I honestly don't know what's wrong with it. It's turned into a mechanics special. I just wanted to know if anyone here could tell me what I've mentioned might mean as I am down to my last try (costing me money).
I have everything for an engine rebuild and I wanted to do it but I don't have the time.
Regardless of your engine code those numbers are way way way low... the spec is a minimum of 412 psi with no more than 73psi difference between cylinders for all IDI engines.
Now, if your valve timing is really out it could cause low compression... but it's not clear from your post: you can use the starter to turn it over (enough to test compression) but you can't turn it over by hand ??
If you really can't turn it over by hand STOP !!!! Trying to turn it over with the starter in that case is asking for broken bits.
My suggestion would be to make sure the valve timing is bang on... and that it turns over by hand. Then do the compression test.
Or perhaps I'm not understanding the sequence described in your post ??
Vince
I just tested the cylinders normally by cranking the engine over.
When I said "by hand" I meant that when I go to turn it to TDC to check the IP timing it will turn for just a little bit then stop and won't budge.
It cranks over with the starter just fine.
What's the difference between the IP timing and valve timing?
Is valve timing just making sure the No. 1 cam lobes are both up and the flywheel mark on?
What's the difference between the IP timing and valve timing?

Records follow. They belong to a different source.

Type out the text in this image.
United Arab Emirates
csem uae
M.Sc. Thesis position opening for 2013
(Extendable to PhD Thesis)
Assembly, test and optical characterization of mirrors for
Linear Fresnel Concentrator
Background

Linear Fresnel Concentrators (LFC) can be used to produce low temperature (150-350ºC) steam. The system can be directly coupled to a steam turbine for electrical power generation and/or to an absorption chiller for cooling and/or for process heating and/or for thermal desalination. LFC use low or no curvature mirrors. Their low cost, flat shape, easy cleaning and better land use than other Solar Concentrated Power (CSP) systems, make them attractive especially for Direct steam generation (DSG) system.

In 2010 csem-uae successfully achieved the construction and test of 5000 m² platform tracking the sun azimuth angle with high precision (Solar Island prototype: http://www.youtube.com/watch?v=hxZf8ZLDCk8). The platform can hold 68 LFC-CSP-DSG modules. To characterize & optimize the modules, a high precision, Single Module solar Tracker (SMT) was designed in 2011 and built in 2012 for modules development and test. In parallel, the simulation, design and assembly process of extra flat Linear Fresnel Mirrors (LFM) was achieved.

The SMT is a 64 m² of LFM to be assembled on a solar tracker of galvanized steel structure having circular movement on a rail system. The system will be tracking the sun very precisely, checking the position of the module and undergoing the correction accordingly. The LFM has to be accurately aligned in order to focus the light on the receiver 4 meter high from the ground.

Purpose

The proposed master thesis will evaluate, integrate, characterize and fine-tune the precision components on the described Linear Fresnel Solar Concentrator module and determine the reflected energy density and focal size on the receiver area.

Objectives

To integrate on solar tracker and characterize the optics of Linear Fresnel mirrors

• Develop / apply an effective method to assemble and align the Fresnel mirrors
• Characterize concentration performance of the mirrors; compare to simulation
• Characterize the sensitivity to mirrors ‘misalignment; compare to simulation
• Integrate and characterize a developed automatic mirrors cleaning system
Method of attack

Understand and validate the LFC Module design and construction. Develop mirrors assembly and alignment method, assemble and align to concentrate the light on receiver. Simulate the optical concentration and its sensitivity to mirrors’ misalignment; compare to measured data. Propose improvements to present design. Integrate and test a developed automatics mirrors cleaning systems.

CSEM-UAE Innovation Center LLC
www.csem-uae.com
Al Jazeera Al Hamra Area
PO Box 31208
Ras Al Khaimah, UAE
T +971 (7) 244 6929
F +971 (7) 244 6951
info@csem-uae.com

Is valve timing just making sure the No. 1 cam lobes are both up and the flywheel mark on?
You got it... IP timing is about when the fuel is injected, valve timing is about when the valves open and close and is set by locking the cam at TDC with a locking plate while ensuring the engine is also at TDC (mark on the flywheel). If not, you loosen the cam sprocket nut and adjust as required.
If the valve timing is off significantly compression can be impacted and the engine run like crap if at all. As well, if it is off significantly valves will hit pistons.
Might be worth a check before tearing down the motor... the fact that you can't turn it over by hand sounds like valve timing as well.... unfortunately the "valves will hit pistons" part. Hopefully not the issue...
You should check all the cylinders. I doubt it could run if all cylinders were that low. You should be able to turn the motor by hand if it will turn over using the starter. Is there anything locking it (IP pin, in gear, cam pulley loose on camshaft, anything seized)?
You may want to try priming the IP by sticking a vacuum pump of some kind to the return fuel line that goes into the fuel filter (or just to the IP if you don't have the 4 spout fuel filter). Pump it until you can see diesel being pulled from the IP return fitting.
strange that you can't turn it over by hand.....maybe a valve is bumpin' a piston?
PS. with that compression there's no way it'll start. :roll:
thanks everyone but I'm selling her. Good new is I've already had three guys that were interested. One guy wants to rebuild the engine and put it into a 71' bus!